Ein Deutscher gewinnt überraschend den Qualifikationswettbewerb im Olympic Combined bei der WM der Sportkletterer. Alex Megos kann sein Glück kaum fassen. Für den Sieg gibt es eine besondere Belohnung.

          Alex Megos hat sich einen Startplatz für den ersten olympischen Wettbewerb der Sportkletterer bei den Sommerspielen 2020 in Tokio gesichert. Bei der Weltmeisterschaft in Hachioji (Japan) gewann der 26 Jahre alte Erlanger am Montag überraschend deutlich den Qualifikationswettbewerb im Olympic Combined, einem Dreikampf aus Bouldern (Klettern in Absprunghöhe), Lead (Vorstiegsklettern mit Seil) und Speedklettern (Klettern auf Geschwindigkeit).

          Bernd Steinle

          Redakteur im Ressort „Deutschland und die Welt“.

          Megos siegte sowohl im Bouldern als auch in seiner Spezialdisziplin Lead und zog damit trotz Platz 17 im Speedklettern unangefochten ins Olympic-Combined-Finale der besten Acht am Mittwoch ein. Nur die ersten Sieben im WM-Finale erhalten einen Olympia-Platz; da aber vier japanische Kletterer im Finale stehen und bei den Spielen maximal zwei Athleten pro Nation starten dürfen, sind alle Finalteilnehmer vorzeitig für die Olympischen Spiele qualifiziert.

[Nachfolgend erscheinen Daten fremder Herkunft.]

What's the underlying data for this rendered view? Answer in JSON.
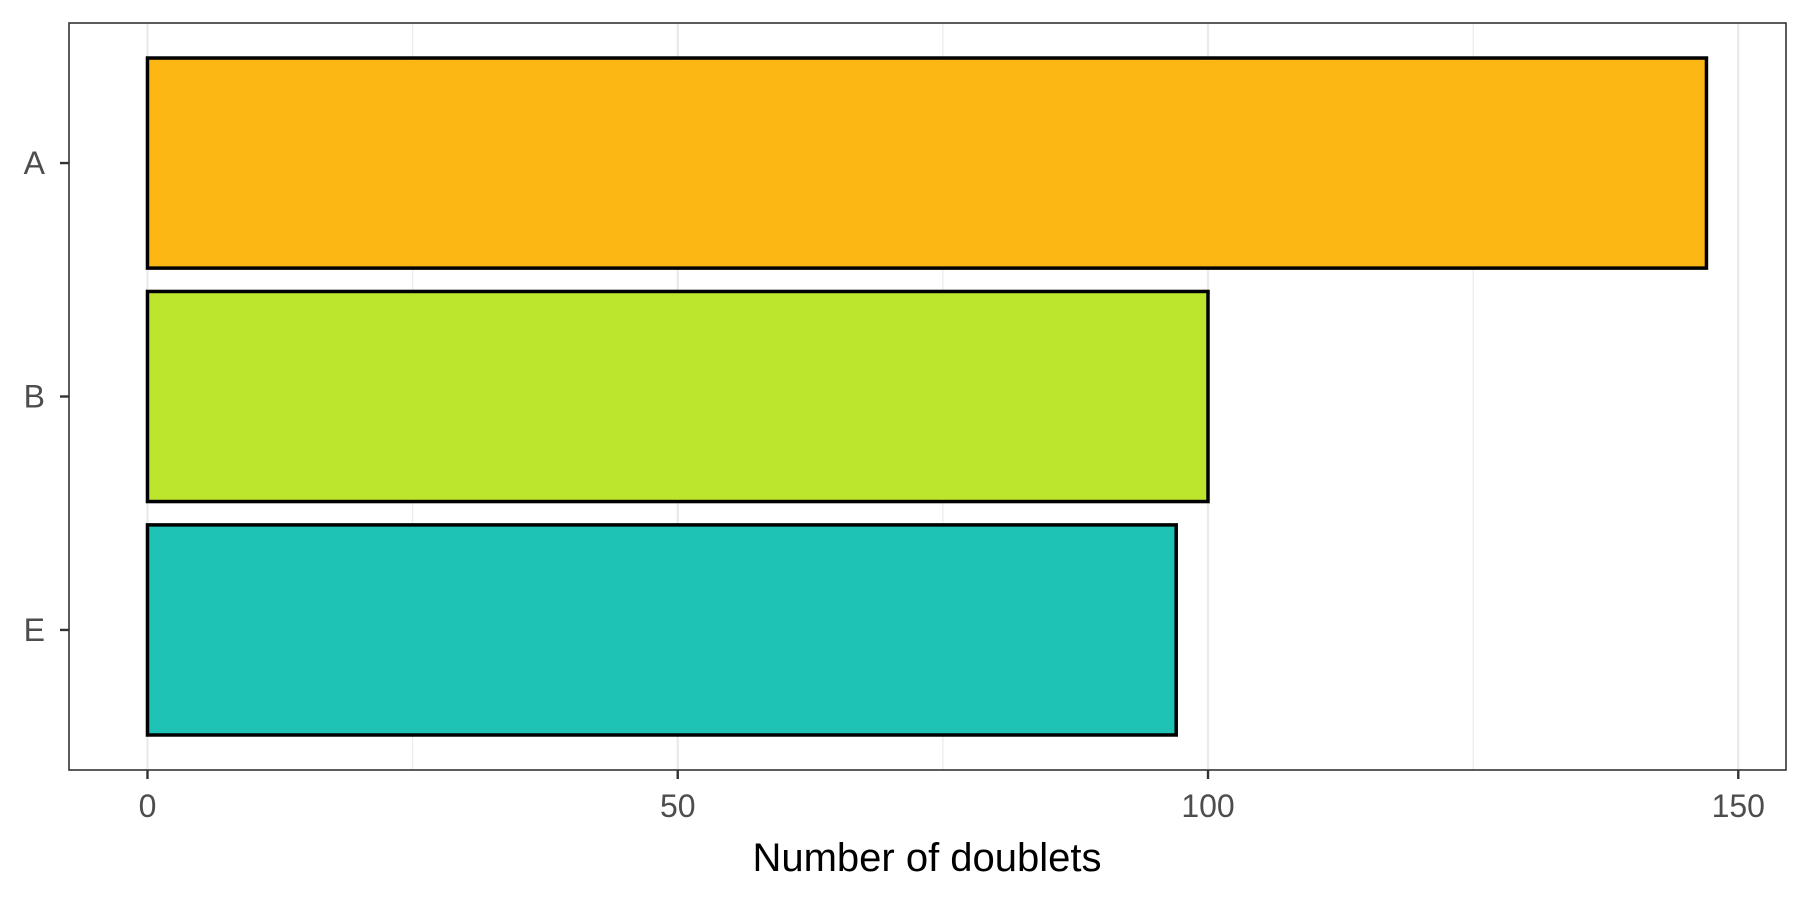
{
  "chart_data": {
    "type": "bar",
    "orientation": "horizontal",
    "categories": [
      "A",
      "B",
      "E"
    ],
    "values": [
      147,
      100,
      97
    ],
    "colors": [
      "#FDB714",
      "#BCE52E",
      "#1FC3B6"
    ],
    "bar_outline_color": "#000000",
    "xlabel": "Number of doublets",
    "ylabel": "",
    "xlim": [
      -7.4,
      154.5
    ],
    "x_ticks": [
      0,
      50,
      100,
      150
    ],
    "x_tick_labels": [
      "0",
      "50",
      "100",
      "150"
    ],
    "grid": true,
    "grid_color": "#EBEBEB",
    "panel_border_color": "#333333",
    "legend": "none"
  }
}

          „Das ist wirklich krass, wirklich abgefahren“, sagte Megos. „Ganz ehrlich: Mit diesem Ergebnis hätte ich selbst am allerwenigsten gerechnet, insbesondere beim Bouldern. Die Chance, dass ich dort unter die ersten Drei komme, war minimal.“ Dann aber zeigte sich Megos beim Bouldern in Bestform und kletterte im abschließenden Lead, in dem er zuvor schon WM-Silber gewonnen hatte, so weit wie kein anderer Teilnehmer.

          Der zweitbeste Deutsche, der 19 Jahre alte Yannick Flohé, scheiterte als Elfter knapp am Traumziel Tokio, Jan Hojer landete nach einem durchwachsenen Wettkampf auf Rang 17. Beide haben noch zwei weitere Chancen, den Sprung zu den Spielen zu schaffen. Das gilt auch für den als Favoriten gehandelten Tschechen Adam Ondra. Der Weltmeister im Lead-Klettern wurde nach einem technischen Fehler im Lead-Wettbewerb nur Achtzehnter.